Adding New Operators

You may find it helpful to read the architecture documentation before you start reading this guide.

Adding new operators to Tripy typically involves making changes in the frontend as well as in the FlatIR. In some cases, the frontend operator can be expressed in terms of existing FlatIR operators, in which case you only need to make changes in the frontend.

Let’s take a look at an example of how you might add an Iota operator to Tripy. So that it doesn’t clash with Tripy’s actual Iota implementation, we’ll call it Theta instead.

Implementation

FlatIR Operator

The FlatIR operator is usually the most challenging aspect of implementing operators in Tripy. The good news is that you might not even need to do this if the low-level operators you need already exist in the FlatIR. And if you do, then it’ll only get easier after this!

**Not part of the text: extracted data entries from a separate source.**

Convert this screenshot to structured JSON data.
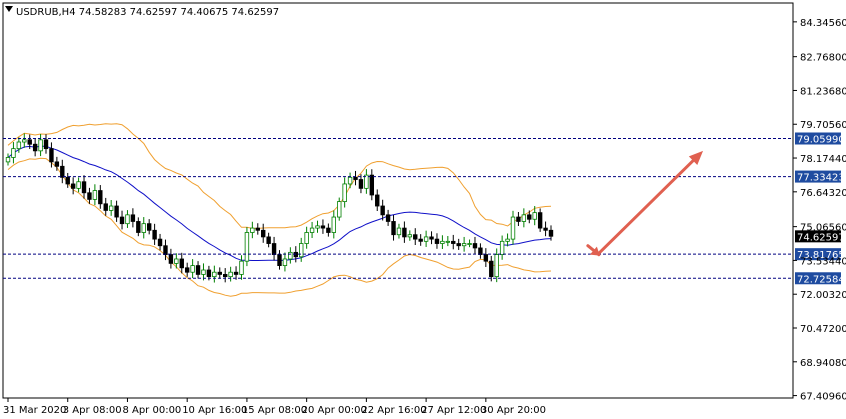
{
  "header": {
    "symbol_line": "USDRUB,H4  74.58283 74.62597 74.40675 74.62597"
  },
  "colors": {
    "background": "#ffffff",
    "candle_up_border": "#008000",
    "candle_up_body": "#ffffff",
    "candle_down": "#000000",
    "moving_average": "#1010c8",
    "bollinger_bands": "#f0a030",
    "level_lines": "#000080",
    "level_label_bg": "#1e4ba0",
    "current_price_bg": "#000000",
    "arrow": "#e06050"
  },
  "chart_data": {
    "type": "candlestick",
    "symbol": "USDRUB",
    "timeframe": "H4",
    "ylim": [
      67.3,
      85.2
    ],
    "y_ticks": [
      "84.34560",
      "82.76800",
      "81.23680",
      "79.70560",
      "78.17440",
      "76.64320",
      "75.06560",
      "73.53440",
      "72.00320",
      "70.47200",
      "68.94080",
      "67.40960"
    ],
    "x_ticks": [
      {
        "label": "31 Mar 2020",
        "index": 0
      },
      {
        "label": "3 Apr 08:00",
        "index": 11
      },
      {
        "label": "8 Apr 00:00",
        "index": 22
      },
      {
        "label": "10 Apr 16:00",
        "index": 33
      },
      {
        "label": "15 Apr 08:00",
        "index": 44
      },
      {
        "label": "20 Apr 00:00",
        "index": 55
      },
      {
        "label": "22 Apr 16:00",
        "index": 66
      },
      {
        "label": "27 Apr 12:00",
        "index": 77
      },
      {
        "label": "30 Apr 20:00",
        "index": 88
      }
    ],
    "current_price": "74.62597",
    "levels": [
      {
        "value": 79.0599,
        "label": "79.05990"
      },
      {
        "value": 77.33423,
        "label": "77.33423"
      },
      {
        "value": 73.81765,
        "label": "73.81765"
      },
      {
        "value": 72.72584,
        "label": "72.72584"
      }
    ],
    "closes": [
      78.2,
      78.6,
      78.9,
      79.0,
      78.8,
      78.5,
      79.0,
      78.6,
      78.0,
      77.8,
      77.3,
      77.0,
      76.8,
      77.1,
      76.6,
      76.3,
      76.7,
      76.1,
      75.8,
      76.0,
      75.5,
      75.2,
      75.6,
      75.3,
      74.8,
      75.2,
      74.9,
      74.5,
      74.2,
      73.8,
      73.4,
      73.6,
      73.2,
      73.0,
      73.3,
      72.9,
      73.1,
      72.8,
      73.0,
      72.9,
      72.8,
      73.0,
      72.9,
      73.5,
      74.8,
      75.0,
      74.9,
      74.6,
      74.3,
      73.8,
      73.3,
      73.6,
      73.9,
      73.7,
      74.3,
      74.8,
      75.0,
      75.1,
      75.0,
      74.8,
      75.5,
      76.2,
      77.0,
      77.3,
      77.2,
      76.8,
      77.4,
      76.5,
      76.0,
      75.6,
      75.3,
      74.7,
      75.0,
      74.6,
      74.7,
      74.5,
      74.4,
      74.6,
      74.5,
      74.3,
      74.4,
      74.4,
      74.3,
      74.2,
      74.3,
      74.3,
      74.1,
      73.8,
      73.5,
      72.8,
      73.8,
      74.4,
      74.5,
      75.5,
      75.3,
      75.6,
      75.4,
      75.7,
      75.0,
      74.9,
      74.63
    ],
    "arrow": {
      "from_index": 109,
      "from_value": 73.9,
      "to_index": 128,
      "to_value": 78.5
    },
    "down_arrow_tip": {
      "index": 109,
      "value": 73.75
    }
  }
}
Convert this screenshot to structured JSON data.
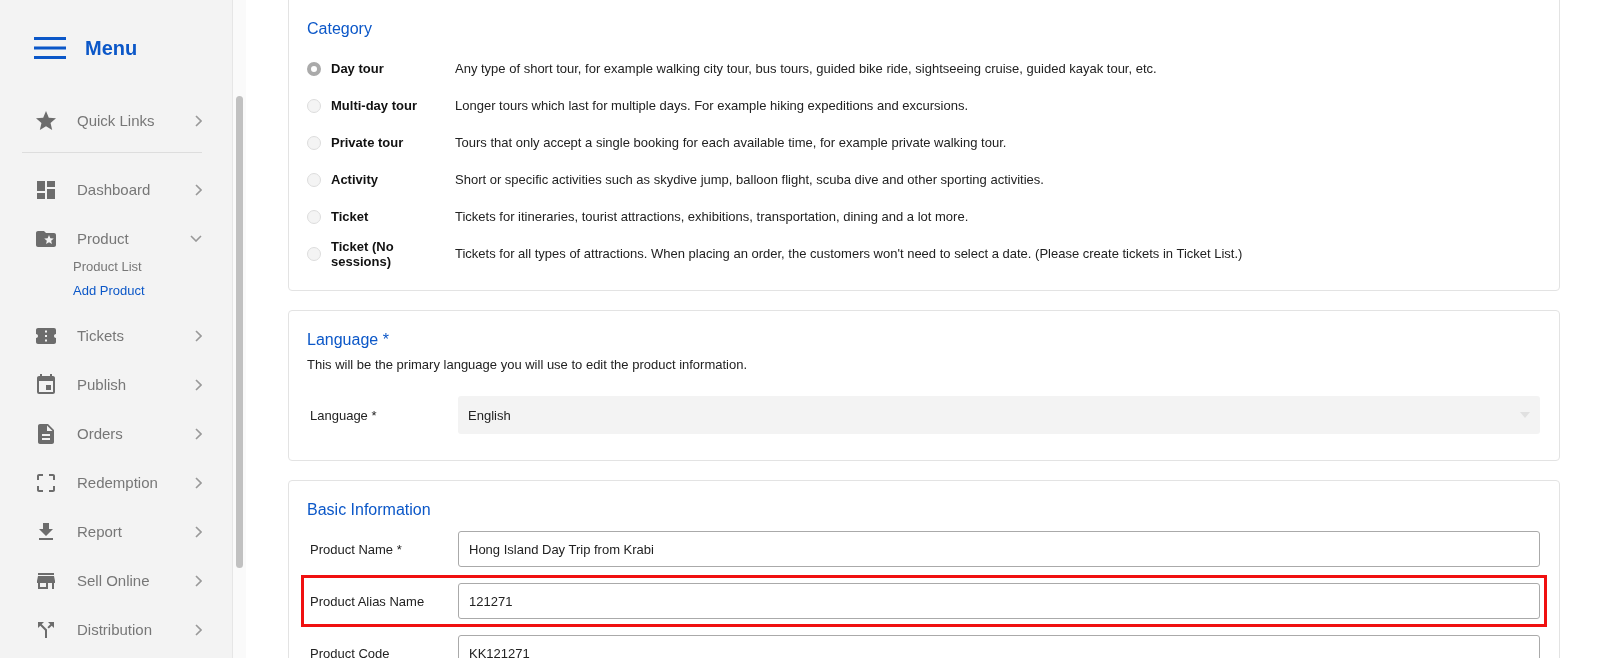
{
  "sidebar": {
    "title": "Menu",
    "quick_links": {
      "label": "Quick Links"
    },
    "items": [
      {
        "label": "Dashboard",
        "expanded": false
      },
      {
        "label": "Product",
        "expanded": true,
        "children": [
          {
            "label": "Product List",
            "selected": false
          },
          {
            "label": "Add Product",
            "selected": true
          }
        ]
      },
      {
        "label": "Tickets",
        "expanded": false
      },
      {
        "label": "Publish",
        "expanded": false
      },
      {
        "label": "Orders",
        "expanded": false
      },
      {
        "label": "Redemption",
        "expanded": false
      },
      {
        "label": "Report",
        "expanded": false
      },
      {
        "label": "Sell Online",
        "expanded": false
      },
      {
        "label": "Distribution",
        "expanded": false
      }
    ]
  },
  "category": {
    "title": "Category",
    "options": [
      {
        "label": "Day tour",
        "selected": true,
        "description": "Any type of short tour, for example walking city tour, bus tours, guided bike ride, sightseeing cruise, guided kayak tour, etc."
      },
      {
        "label": "Multi-day tour",
        "selected": false,
        "description": "Longer tours which last for multiple days. For example hiking expeditions and excursions."
      },
      {
        "label": "Private tour",
        "selected": false,
        "description": "Tours that only accept a single booking for each available time, for example private walking tour."
      },
      {
        "label": "Activity",
        "selected": false,
        "description": "Short or specific activities such as skydive jump, balloon flight, scuba dive and other sporting activities."
      },
      {
        "label": "Ticket",
        "selected": false,
        "description": "Tickets for itineraries, tourist attractions, exhibitions, transportation, dining and a lot more."
      },
      {
        "label": "Ticket (No sessions)",
        "selected": false,
        "description": "Tickets for all types of attractions. When placing an order, the customers won't need to select a date. (Please create tickets in Ticket List.)"
      }
    ]
  },
  "language": {
    "title": "Language *",
    "description": "This will be the primary language you will use to edit the product information.",
    "field": {
      "label": "Language *",
      "value": "English"
    }
  },
  "basic_information": {
    "title": "Basic Information",
    "fields": [
      {
        "label": "Product Name *",
        "value": "Hong Island Day Trip from Krabi",
        "highlighted": false
      },
      {
        "label": "Product Alias Name",
        "value": "121271",
        "highlighted": true
      },
      {
        "label": "Product Code",
        "value": "KK121271",
        "highlighted": false
      }
    ]
  }
}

We’ll start by adding a new file under nvtripy/flat_ir/ops called theta.py; see the inline comments for explanations of what’s happening:

 1from dataclasses import dataclass
 2
 3from mlir_tensorrt.compiler import ir
 4from mlir_tensorrt.compiler.dialects import stablehlo
 5
 6from nvtripy.flat_ir.ops.base import BaseFlatIROp
 7
 8
 9# Every `FlatIR` operator is implemented as a `dataclass` so that the base
10# class can automatically implement several methods by inspecting the child
11# class fields at runtime. The `repr=False` is important because the default
12# `__repr__` method generated by `dataclass` will be extremely verbose and
13# makes interactive debugging more difficult.
14@dataclass(repr=False)
15class ThetaOp(BaseFlatIROp):
16    dim: int
17
18    # `to_mlir()` is the trickiest bit. As the name implies, the method is
19    # meant to lower the `FlatIR` operator into MLIR. To figure out which
20    # MLIR operators to use, refer to the 'MLIR Python API Guide'
21    # (linked below).
22    def to_mlir(self, operands):
23        out_type = self.outputs[0].to_mlir()
24        theta_dim = ir.IntegerAttr.get(
25            type=ir.IntegerType.get_signless(64), value=self.dim
26        )
27        output = stablehlo.DynamicIotaOp(
28            result=out_type, output_shape=operands[0], iota_dimension=theta_dim
29        )
30        return [output]

Links:

Exposing The Operator

One of the principles we follow when writing submodules is that other submodules should not need to reach into the internals of a submodule to retrieve something they need.

For example, a class which needs to import ThetaOp does not need to know where exactly within the flat_ir.ops module the ThetaOp lives - it should be able to just import it from the submodule.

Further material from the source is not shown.